И вот отвернулся, лежишь сирота сиротой, голый, тебя женщина обняла сзади, гладит по волосам.  Говорит: «Ты самый лучший». Конечно, ты не лучший. Сам знаешь. А всё равно приятно.

А ты гордись, что в наши времена –

горчайших яблок, поздних подозрений –
тебе достался целый мир, и я,
и густо-розовый
безвременник осенний.

Марина Цветаева говорила: «Мальчиков нужно баловать, — им может быть на войну придётся». Так и избаловала своего мальчика, Мура. Когда вернулись в СССР и половину семьи посадили, Мур уцелел. Правда, ненадолго. «Позаботьтесь о Муре», – просила Цветаева многих перед смертью.  Писала об этом Ахматовой. Ещё много кому. Как заклинание. Не позаботились. 
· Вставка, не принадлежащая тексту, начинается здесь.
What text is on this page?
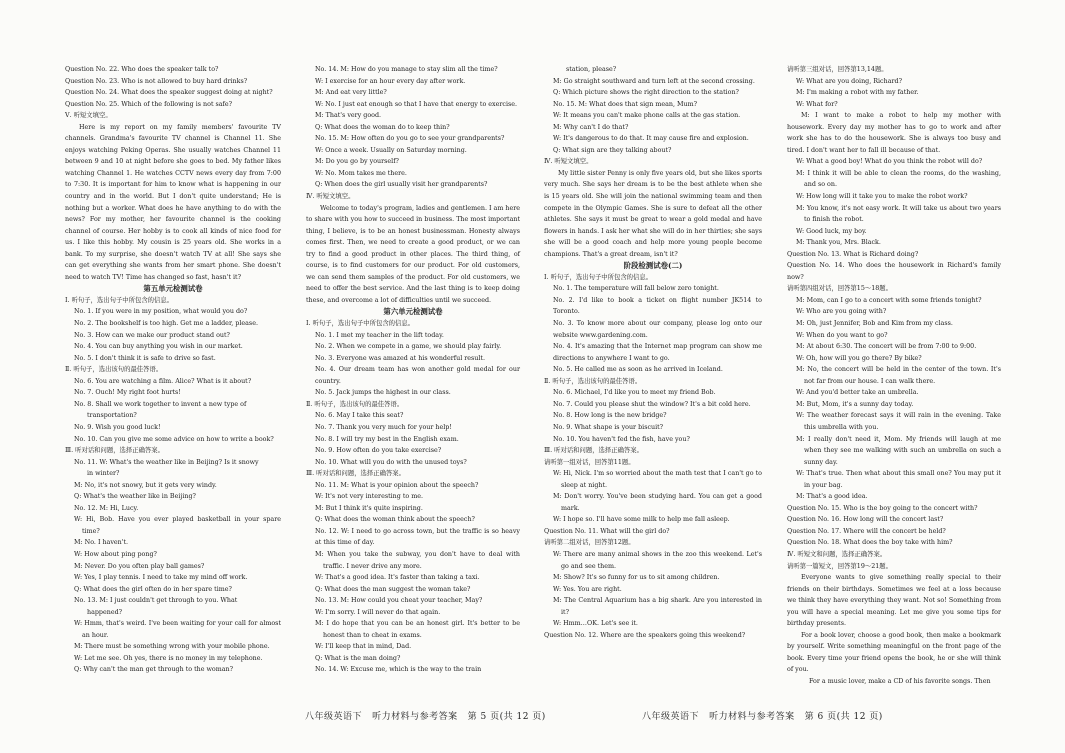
Question No. 22. Who does the speaker talk to?

Question No. 23. Who is not allowed to buy hard drinks?

Question No. 24. What does the speaker suggest doing at night?

Question No. 25. Which of the following is not safe?

Ⅴ. 听短文填空。

Here is my report on my family members' favourite TV channels. Grandma's favourite TV channel is Channel 11. She enjoys watching Peking Operas. She usually watches Channel 11 between 9 and 10 at night before she goes to bed. My father likes watching Channel 1. He watches CCTV news every day from 7:00 to 7:30. It is important for him to know what is happening in our country and in the world. But I don't quite understand; He is nothing but a worker. What does he have anything to do with the news? For my mother, her favourite channel is the cooking channel of course. Her hobby is to cook all kinds of nice food for us. I like this hobby. My cousin is 25 years old. She works in a bank. To my surprise, she doesn't watch TV at all! She says she can get everything she wants from her smart phone. She doesn't need to watch TV! Time has changed so fast, hasn't it?

第五单元检测试卷

Ⅰ. 听句子，选出句子中所包含的信息。

No. 1. If you were in my position, what would you do?

No. 2. The bookshelf is too high. Get me a ladder, please.

No. 3. How can we make our product stand out?

No. 4. You can buy anything you wish in our market.

No. 5. I don't think it is safe to drive so fast.

Ⅱ. 听句子，选出该句的最佳答语。

No. 6. You are watching a film. Alice? What is it about?

No. 7. Ouch! My right foot hurts!

No. 8. Shall we work together to invent a new type of

transportation?

No. 9. Wish you good luck!

No. 10. Can you give me some advice on how to write a book?

Ⅲ. 听对话和问题，选择正确答案。

No. 11. W: What's the weather like in Beijing? Is it snowy

in winter?

M: No, it's not snowy, but it gets very windy.

Q: What's the weather like in Beijing?

No. 12. M: Hi, Lucy.

W: Hi, Bob. Have you ever played basketball in your spare time?

M: No. I haven't.

W: How about ping pong?

M: Never. Do you often play ball games?

W: Yes, I play tennis. I need to take my mind off work.

Q: What does the girl often do in her spare time?

No. 13. M: I just couldn't get through to you. What

happened?

W: Hmm, that's weird. I've been waiting for your call for almost an hour.

M: There must be something wrong with your mobile phone.

W: Let me see. Oh yes, there is no money in my telephone.

Q: Why can't the man get through to the woman?

No. 14. M: How do you manage to stay slim all the time?

W: I exercise for an hour every day after work.

M: And eat very little?

W: No. I just eat enough so that I have that energy to exercise.

M: That's very good.

Q: What does the woman do to keep thin?

No. 15. M: How often do you go to see your grandparents?

W: Once a week. Usually on Saturday morning.

M: Do you go by yourself?

W: No. Mom takes me there.

Q: When does the girl usually visit her grandparents?

Ⅳ. 听短文填空。

Welcome to today's program, ladies and gentlemen. I am here to share with you how to succeed in business. The most important thing, I believe, is to be an honest businessman. Honesty always comes first. Then, we need to create a good product, or we can try to find a good product in other places. The third thing, of course, is to find customers for our product. For old customers, we can send them samples of the product. For old customers, we need to offer the best service. And the last thing is to keep doing these, and overcome a lot of difficulties until we succeed.

第六单元检测试卷

Ⅰ. 听句子，选出句子中所包含的信息。

No. 1. I met my teacher in the lift today.

No. 2. When we compete in a game, we should play fairly.

No. 3. Everyone was amazed at his wonderful result.

No. 4. Our dream team has won another gold medal for our country.

No. 5. Jack jumps the highest in our class.

Ⅱ. 听句子，选出该句的最佳答语。

No. 6. May I take this seat?

No. 7. Thank you very much for your help!

No. 8. I will try my best in the English exam.

No. 9. How often do you take exercise?

No. 10. What will you do with the unused toys?

Ⅲ. 听对话和问题，选择正确答案。

No. 11. M: What is your opinion about the speech?

W: It's not very interesting to me.

M: But I think it's quite inspiring.

Q: What does the woman think about the speech?

No. 12. W: I need to go across town, but the traffic is so heavy at this time of day.

M: When you take the subway, you don't have to deal with traffic. I never drive any more.

W: That's a good idea. It's faster than taking a taxi.

Q: What does the man suggest the woman take?

No. 13. M: How could you cheat your teacher, May?

W: I'm sorry. I will never do that again.

M: I do hope that you can be an honest girl. It's better to be honest than to cheat in exams.

W: I'll keep that in mind, Dad.

Q: What is the man doing?

No. 14. W: Excuse me, which is the way to the train

station, please?

M: Go straight southward and turn left at the second crossing.

Q: Which picture shows the right direction to the station?

No. 15. M: What does that sign mean, Mum?

W: It means you can't make phone calls at the gas station.

M: Why can't I do that?

W: It's dangerous to do that. It may cause fire and explosion.

Q: What sign are they talking about?

Ⅳ. 听短文填空。

My little sister Penny is only five years old, but she likes sports very much. She says her dream is to be the best athlete when she is 15 years old. She will join the national swimming team and then compete in the Olympic Games. She is sure to defeat all the other athletes. She says it must be great to wear a gold medal and have flowers in hands. I ask her what she will do in her thirties; she says she will be a good coach and help more young people become champions. That's a great dream, isn't it?

阶段检测试卷(二)

Ⅰ. 听句子，选出句子中所包含的信息。

No. 1. The temperature will fall below zero tonight.

No. 2. I'd like to book a ticket on flight number JK514 to Toronto.

No. 3. To know more about our company, please log onto our website www.gardening.com.

No. 4. It's amazing that the Internet map program can show me directions to anywhere I want to go.

No. 5. He called me as soon as he arrived in Iceland.

Ⅱ. 听句子，选出该句的最佳答语。

No. 6. Michael, I'd like you to meet my friend Bob.

No. 7. Could you please shut the window? It's a bit cold here.

No. 8. How long is the new bridge?

No. 9. What shape is your biscuit?

No. 10. You haven't fed the fish, have you?

Ⅲ. 听对话和问题，选择正确答案。

请听第一组对话，回答第11题。

W: Hi, Nick. I'm so worried about the math test that I can't go to sleep at night.

M: Don't worry. You've been studying hard. You can get a good mark.

W: I hope so. I'll have some milk to help me fall asleep.

Question No. 11. What will the girl do?

请听第二组对话，回答第12题。

W: There are many animal shows in the zoo this weekend. Let's go and see them.

M: Show? It's so funny for us to sit among children.

W: Yes. You are right.

M: The Central Aquarium has a big shark. Are you interested in it?

W: Hmm…OK. Let's see it.

Question No. 12. Where are the speakers going this weekend?

请听第三组对话，回答第13,14题。

W: What are you doing, Richard?

M: I'm making a robot with my father.

W: What for?

M: I want to make a robot to help my mother with housework. Every day my mother has to go to work and after work she has to do the housework. She is always too busy and tired. I don't want her to fall ill because of that.

W: What a good boy! What do you think the robot will do?

M: I think it will be able to clean the rooms, do the washing, and so on.

W: How long will it take you to make the robot work?

M: You know, it's not easy work. It will take us about two years to finish the robot.

W: Good luck, my boy.

M: Thank you, Mrs. Black.

Question No. 13. What is Richard doing?

Question No. 14. Who does the housework in Richard's family now?

请听第四组对话，回答第15～18题。

M: Mom, can I go to a concert with some friends tonight?

W: Who are you going with?

M: Oh, just Jennifer, Bob and Kim from my class.

W: When do you want to go?

M: At about 6:30. The concert will be from 7:00 to 9:00.

W: Oh, how will you go there? By bike?

M: No, the concert will be held in the center of the town. It's not far from our house. I can walk there.

W: And you'd better take an umbrella.

M: But, Mom, it's a sunny day today.

W: The weather forecast says it will rain in the evening. Take this umbrella with you.

M: I really don't need it, Mom. My friends will laugh at me when they see me walking with such an umbrella on such a sunny day.

W: That's true. Then what about this small one? You may put it in your bag.

M: That's a good idea.

Question No. 15. Who is the boy going to the concert with?

Question No. 16. How long will the concert last?

Question No. 17. Where will the concert be held?

Question No. 18. What does the boy take with him?

Ⅳ. 听短文和问题，选择正确答案。

请听第一篇短文，回答第19～21题。

Everyone wants to give something really special to their friends on their birthdays. Sometimes we feel at a loss because we think they have everything they want. Not so! Something from you will have a special meaning. Let me give you some tips for birthday presents.

For a book lover, choose a good book, then make a bookmark by yourself. Write something meaningful on the front page of the book. Every time your friend opens the book, he or she will think of you.

For a music lover, make a CD of his favorite songs. Then

八年级英语下   听力材料与参考答案   第 5 页(共 12 页)	八年级英语下   听力材料与参考答案   第 6 页(共 12 页)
После того как мамы не стало, а его занесло в Ташкент, жил у какой-то хозяйки, сдававшей комнату, что-то украл (продавал на рынке вещи, есть хотел), она заметила пропажу.


Я развернусь лицом к тебе – опять,
и – полный нежности, тревоги и печали –
скажу: «Не знали мы,
что значит – погибать,
не знали мы, а вот теперь – узнали».

Дальше ещё хуже. Он был призван на фронт за два месяца до окончания первого курса.  Самое ужасное для него, чистого, снобски настроенного мальчика, прекрасно говорившего по-французски, было то, что попал он в штрафбатальон. 

Он же сын репрессированного.  Там и не говорящему по-французски тошно было. А тут этот щёголь, щегол, франт. В одном письме он писал: «Здесь кругом воры, убийцы. Это всё уголовники, только что выпущенные из тюрем и лагерей. Разговоры они ведут только о пайках и о том, кто сколько отсидел. Стоит беспросветный мат». Да, по-французски с ним никто разговаривать не собирался.

И я скажу: «За эти времена,
за гулкость яблок и за вкус утраты –
не как любовника –
(как мать, как дочь, сестра!) –
как современника – утешь меня, как брата».
И я скажу тебе,
что я тебя – люблю,
и я скажу тебе, что ты – моё спасенье,
что мы погибли (я понятно говорю?),
но – сдерживали – гибель – как умели.

«...Я абсолютно уверен в том, что моя звезда меня вынесет невредимым из этой войны и успех придёт обязательно; я верю в свою судьбу...» – напишет Георгий своей сестре Ариадне 17 июня 1944 года – за месяц до гибели.

Бедный мальчик. Какая звезда? Какой успех? Кто тебя обнимет сзади, когда ты уже выдохнешься? Кто погладит по волосам? Кто скажет, что ты самый лучший (хотя никакой ты не лучший, а так, просто попался по дороге)? Кто убережёт тебя от пуль?

Никто.

7 июля 1944 года под Оршей Мура сильно ранили. После боя в книге учёта полка было записано: «Красноармеец Георгий Эфрон убыл в медсанбат по ранению». И это последнее, что о нём известно.

«Мальчиков нужно баловать, — им может быть на войну придётся». И сгинуть там. Так и случилось.

Не предавайте своих мальчиков. Они слабые. Дайте им время, и они сами предадут вас.